En segundo lugar, todo se tiñó de rentista: el empresariado poco afanoso, la corrupción del alto y mediano funcionariado —“no me des, ponme donde hay”, “ta’barato, dame dos”—, la política variopinta, la sociedad organizada y, no podía faltar, el trabajo y su consecuente acción sindical. Al influjo de ingresos fiscales tan gigantescos, la pelea era, y sigue siendo, por el reparto de la torta. Por supuesto, siempre existieron posturas opuestas en cada uno de esos espacios: industriales que apostaban al ingenio y la creatividad para sustituir importaciones, empleados públicos probos y con vocación de servicio, organizaciones sociales con gran sentido de autonomía y búsqueda de nobles fines, posturas políticas con propuestas de cambio y transformación social, y también sindicatos esmerados en la defensa de la clase obrera y de los trabajadores, por encima de las coimas y las costas contractuales.

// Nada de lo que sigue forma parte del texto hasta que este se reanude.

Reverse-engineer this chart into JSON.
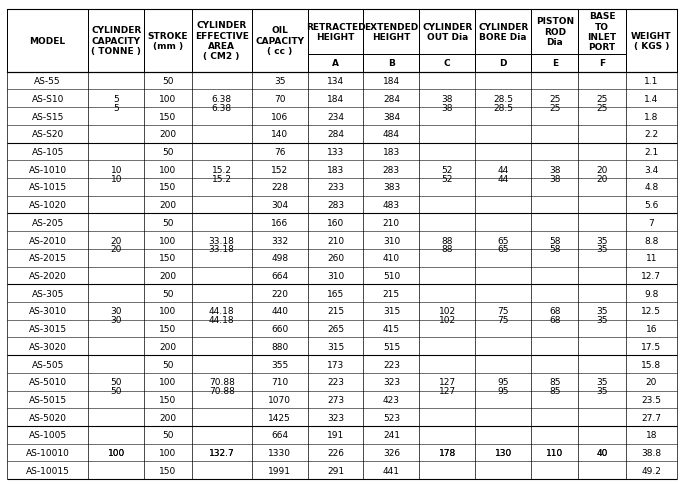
{
  "headers_row1": [
    "MODEL",
    "CYLINDER\nCAPACITY\n( TONNE )",
    "STROKE\n(mm )",
    "CYLINDER\nEFFECTIVE\nAREA\n( CM2 )",
    "OIL\nCAPACITY\n( cc )",
    "RETRACTED\nHEIGHT",
    "EXTENDED\nHEIGHT",
    "CYLINDER\nOUT Dia",
    "CYLINDER\nBORE Dia",
    "PISTON\nROD\nDia",
    "BASE\nTO\nINLET\nPORT",
    "WEIGHT\n( KGS )"
  ],
  "headers_row2": [
    "",
    "",
    "",
    "",
    "",
    "A",
    "B",
    "C",
    "D",
    "E",
    "F",
    ""
  ],
  "rows": [
    [
      "AS-55",
      "",
      "50",
      "",
      "35",
      "134",
      "184",
      "",
      "",
      "",
      "",
      "1.1"
    ],
    [
      "AS-S10",
      "5",
      "100",
      "6.38",
      "70",
      "184",
      "284",
      "38",
      "28.5",
      "25",
      "25",
      "1.4"
    ],
    [
      "AS-S15",
      "",
      "150",
      "",
      "106",
      "234",
      "384",
      "",
      "",
      "",
      "",
      "1.8"
    ],
    [
      "AS-S20",
      "",
      "200",
      "",
      "140",
      "284",
      "484",
      "",
      "",
      "",
      "",
      "2.2"
    ],
    [
      "AS-105",
      "",
      "50",
      "",
      "76",
      "133",
      "183",
      "",
      "",
      "",
      "",
      "2.1"
    ],
    [
      "AS-1010",
      "10",
      "100",
      "15.2",
      "152",
      "183",
      "283",
      "52",
      "44",
      "38",
      "20",
      "3.4"
    ],
    [
      "AS-1015",
      "",
      "150",
      "",
      "228",
      "233",
      "383",
      "",
      "",
      "",
      "",
      "4.8"
    ],
    [
      "AS-1020",
      "",
      "200",
      "",
      "304",
      "283",
      "483",
      "",
      "",
      "",
      "",
      "5.6"
    ],
    [
      "AS-205",
      "",
      "50",
      "",
      "166",
      "160",
      "210",
      "",
      "",
      "",
      "",
      "7"
    ],
    [
      "AS-2010",
      "20",
      "100",
      "33.18",
      "332",
      "210",
      "310",
      "88",
      "65",
      "58",
      "35",
      "8.8"
    ],
    [
      "AS-2015",
      "",
      "150",
      "",
      "498",
      "260",
      "410",
      "",
      "",
      "",
      "",
      "11"
    ],
    [
      "AS-2020",
      "",
      "200",
      "",
      "664",
      "310",
      "510",
      "",
      "",
      "",
      "",
      "12.7"
    ],
    [
      "AS-305",
      "",
      "50",
      "",
      "220",
      "165",
      "215",
      "",
      "",
      "",
      "",
      "9.8"
    ],
    [
      "AS-3010",
      "30",
      "100",
      "44.18",
      "440",
      "215",
      "315",
      "102",
      "75",
      "68",
      "35",
      "12.5"
    ],
    [
      "AS-3015",
      "",
      "150",
      "",
      "660",
      "265",
      "415",
      "",
      "",
      "",
      "",
      "16"
    ],
    [
      "AS-3020",
      "",
      "200",
      "",
      "880",
      "315",
      "515",
      "",
      "",
      "",
      "",
      "17.5"
    ],
    [
      "AS-505",
      "",
      "50",
      "",
      "355",
      "173",
      "223",
      "",
      "",
      "",
      "",
      "15.8"
    ],
    [
      "AS-5010",
      "50",
      "100",
      "70.88",
      "710",
      "223",
      "323",
      "127",
      "95",
      "85",
      "35",
      "20"
    ],
    [
      "AS-5015",
      "",
      "150",
      "",
      "1070",
      "273",
      "423",
      "",
      "",
      "",
      "",
      "23.5"
    ],
    [
      "AS-5020",
      "",
      "200",
      "",
      "1425",
      "323",
      "523",
      "",
      "",
      "",
      "",
      "27.7"
    ],
    [
      "AS-1005",
      "",
      "50",
      "",
      "664",
      "191",
      "241",
      "",
      "",
      "",
      "",
      "18"
    ],
    [
      "AS-10010",
      "100",
      "100",
      "132.7",
      "1330",
      "226",
      "326",
      "178",
      "130",
      "110",
      "40",
      "38.8"
    ],
    [
      "AS-10015",
      "",
      "150",
      "",
      "1991",
      "291",
      "441",
      "",
      "",
      "",
      "",
      "49.2"
    ]
  ],
  "group_borders": [
    0,
    4,
    8,
    12,
    16,
    20,
    23
  ],
  "bg_color": "#ffffff",
  "header_bg": "#ffffff",
  "border_color": "#000000",
  "text_color": "#000000",
  "font_size": 6.5,
  "header_font_size": 6.5
}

Pérez Alfonso catalogó el petróleo como el “excremento del diablo”, pues sirvió para corromper el estamento político y para debilitar las potencialidades de desarrollo independiente y soberano del país. Para nada sirvieron los ruegos tempraneros de Alberto Adriani y Arturo Uslar Pietri, además de la propia inconsecuencia de los creadores del Plan de Barranquilla y de la Constitución de 1961. Chávez y Maduro elevaron exponencialmente la dependencia del país de ese excremento del diablo —al que se le suman nuevos y valiosos minerales: oro, diamante, rodio, torio, coltán—, remachando aún más la categoría de castigo que tiene el trabajo.

Colofón: Trae buenos augurios la incorporación de nuevos actores a la lucha por la defensa y conquista de salarios dignos, y por el respeto a los convenios y contratos colectivos, incluso algunos recién salidos del oficialismo. No deberían pasar muchos días para organizar una gran y unitaria acción nacional de protesta contra esta política hambreadora. ¡Basta de atropellos de la Onapre y Maduro!